Tuberculosis Therapy Effective in CKD Patients

Teny Mathew John, MD
Teny Mathew John, MD

SAN DIEGO—Anti-tuberculosis treatment (ATT) appears to be both safe and effective in patients with chronic kidney disease (CKD), data show.

In a 12-month study of 572 CKD patients, of whom 33 had tuberculosis (TB), researchers in India found that 84.8% of subjects responded to ATT, although the responses to the treatment were not as robust as seen in patients with normal kidney function. Clinicians may need to modify the dosing interval of ATT for patients with impaired kidney function, who may not achieve optimal outcomes with standard daily therapy.

The study also showed that gastritis was the most common complication from ATT in CKD patients, followed by drug-induced hepatitis. The investigators observed worsening of renal function in a minority of CKD patients.

“TB is endemic in the developing world and India has the second largest burden of disease,” said lead investigator Teny Mathew John, MD, currently a specialist in infectious diseases at Hamad General Hospital Doha Qatar. “Chronic kidney disease is an immunosuppressed state like HIV. We had many patients with CKD presenting with unexplained fever and weight loss and when evaluated had radiological, biochemical, or microbiological evidence of TB. Some had response to empirical anti TB treatment as well.”

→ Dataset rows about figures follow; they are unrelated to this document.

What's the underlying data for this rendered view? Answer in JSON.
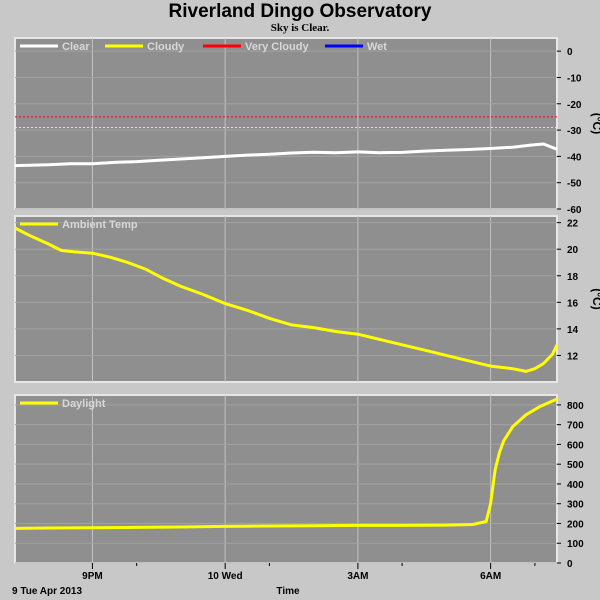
{
  "title": "Riverland Dingo Observatory",
  "subtitle": "Sky is Clear.",
  "time_axis": {
    "label": "Time",
    "date_label": "9 Tue Apr 2013",
    "ticks": [
      {
        "label": "9PM",
        "x": 0
      },
      {
        "label": "10 Wed",
        "x": 3
      },
      {
        "label": "3AM",
        "x": 6
      },
      {
        "label": "6AM",
        "x": 9
      }
    ],
    "minor_ticks": [
      1,
      4,
      7,
      10
    ],
    "xlim": [
      -1.75,
      10.5
    ]
  },
  "chart_data": [
    {
      "type": "line",
      "panel": "sky",
      "unit": "(°C)",
      "ylim": [
        -60,
        5
      ],
      "yticks": [
        0,
        -10,
        -20,
        -30,
        -40,
        -50,
        -60
      ],
      "grid": true,
      "legend_position": "top-left",
      "legend": [
        {
          "name": "Clear",
          "color": "#ffffff"
        },
        {
          "name": "Cloudy",
          "color": "#ffff00"
        },
        {
          "name": "Very Cloudy",
          "color": "#ff0000"
        },
        {
          "name": "Wet",
          "color": "#0000ff"
        }
      ],
      "thresholds": [
        {
          "series": "Very Cloudy",
          "value": -25,
          "color": "#ff0000"
        },
        {
          "series": "Cloudy",
          "value": -29,
          "color": "#ffff00"
        }
      ],
      "series": [
        {
          "name": "Clear",
          "color": "#ffffff",
          "x": [
            -1.75,
            -1.0,
            -0.5,
            0.0,
            0.5,
            1.0,
            1.5,
            2.0,
            2.5,
            3.0,
            3.5,
            4.0,
            4.5,
            5.0,
            5.5,
            6.0,
            6.5,
            7.0,
            7.5,
            8.0,
            8.5,
            9.0,
            9.5,
            9.9,
            10.2,
            10.5
          ],
          "y": [
            -43.5,
            -43.2,
            -42.8,
            -42.8,
            -42.3,
            -42.0,
            -41.5,
            -41.0,
            -40.5,
            -40.0,
            -39.5,
            -39.2,
            -38.7,
            -38.4,
            -38.6,
            -38.3,
            -38.6,
            -38.5,
            -38.0,
            -37.7,
            -37.4,
            -37.0,
            -36.5,
            -35.7,
            -35.3,
            -37.3
          ]
        }
      ]
    },
    {
      "type": "line",
      "panel": "ambient",
      "unit": "(°C)",
      "ylim": [
        10,
        22.5
      ],
      "yticks": [
        22,
        20,
        18,
        16,
        14,
        12
      ],
      "grid": true,
      "legend_position": "top-left",
      "series": [
        {
          "name": "Ambient Temp",
          "color": "#ffff00",
          "x": [
            -1.75,
            -1.4,
            -1.0,
            -0.7,
            -0.4,
            0.0,
            0.4,
            0.8,
            1.2,
            1.6,
            2.0,
            2.5,
            3.0,
            3.5,
            4.0,
            4.5,
            5.0,
            5.5,
            6.0,
            6.5,
            7.0,
            7.5,
            8.0,
            8.5,
            9.0,
            9.5,
            9.8,
            10.0,
            10.2,
            10.4,
            10.5
          ],
          "y": [
            21.6,
            21.0,
            20.4,
            19.9,
            19.8,
            19.7,
            19.4,
            19.0,
            18.5,
            17.8,
            17.2,
            16.6,
            15.9,
            15.4,
            14.8,
            14.3,
            14.1,
            13.8,
            13.6,
            13.2,
            12.8,
            12.4,
            12.0,
            11.6,
            11.2,
            11.0,
            10.8,
            11.0,
            11.4,
            12.1,
            12.8
          ]
        }
      ]
    },
    {
      "type": "line",
      "panel": "daylight",
      "unit": "",
      "ylim": [
        0,
        850
      ],
      "yticks": [
        800,
        700,
        600,
        500,
        400,
        300,
        200,
        100,
        0
      ],
      "grid": true,
      "legend_position": "top-left",
      "series": [
        {
          "name": "Daylight",
          "color": "#ffff00",
          "x": [
            -1.75,
            -1.0,
            0.0,
            1.0,
            2.0,
            3.0,
            4.0,
            5.0,
            6.0,
            7.0,
            8.0,
            8.6,
            8.9,
            9.0,
            9.1,
            9.2,
            9.3,
            9.5,
            9.8,
            10.1,
            10.5
          ],
          "y": [
            175,
            177,
            178,
            180,
            182,
            185,
            187,
            188,
            190,
            190,
            192,
            195,
            210,
            300,
            470,
            560,
            620,
            690,
            750,
            790,
            830
          ]
        }
      ]
    }
  ]
}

Dr. John presented study findings at IDWeek, a conference sponsored by the Infectious Diseases Society of America and three other medical organizations.

TB management in CKD patients is not well defined and guidelines stop short of formulating a proper treatment plan. He and his colleagues analyzed the effectiveness of ATT overall in CKD patients as well as the effectiveness of specific dosing and duration of ATT. 

The prospective study, which included 33 CKD patients with TB, was conducted from August 2009 to July 2010 at the Department of Nephrology/Medicine, Government Medical College, Kottayam, Kerala, India, under the guidance of K.P.Jayakumar, MD, Professor and Head of Nephrology. All CKD patients with a diagnosis of TB were included and each patient was started on ATT using isoniazid (5mg/kg), rifampicin (10mg/kg), pyrazinamide (12-20 mg/kg), ethambutol (15-25mg/kg) and/or ofloxacin 400 mg. Patients were given isoniazid and rifampicin daily and given pyrazinamide and ethambutol/ofloxacin on alternate days (thrice weekly).

Patients with severe forms of TB (central nervous system [CNS], spine, pericarditis, and disseminated) were treated longer than those with less serve forms (pleural effusion, lymphadenopathy, ascites, and abscess). Patients were excluded from the study if they were under the age of 13, were HIV infected, if they had underlying liver disease, or were renal transplant recipients.

Extra pulmonary TB was the predominant form diagnosed (84.8%) and among these patients TB pleural effusion (32.1%) was the most common followed by CNS TB (17.9%). Of the 33 TB patients, 28 (84.8%) were cured, meaning they had radiological, microbiological, or laboratory evidence of improvement.

“TB should be one of the important differential diagnoses in a CKD patient with unexplained fever and weight loss,” Dr. John told Renal & Urology News. “Genitourinary TB in CKD can present as strictures and scarring and usually the radiological findings are quite specific. The outcome of TB treatment is comparable to that of the general population although the treatment duration is prolonged, needing up to one year.”

The most common ATT-related adverse event (AE) was gastritis (36.1%), followed by drug induced hepatitis (11.1%). Other notable AEs included rash (5.6%) and isoniazid-induced psychosis (2.8%). A worsening of renal function was observed only in 2.8%. The study cohort had a 9% mortality rate. The rate was highest among those with disseminated TB and CNS TB.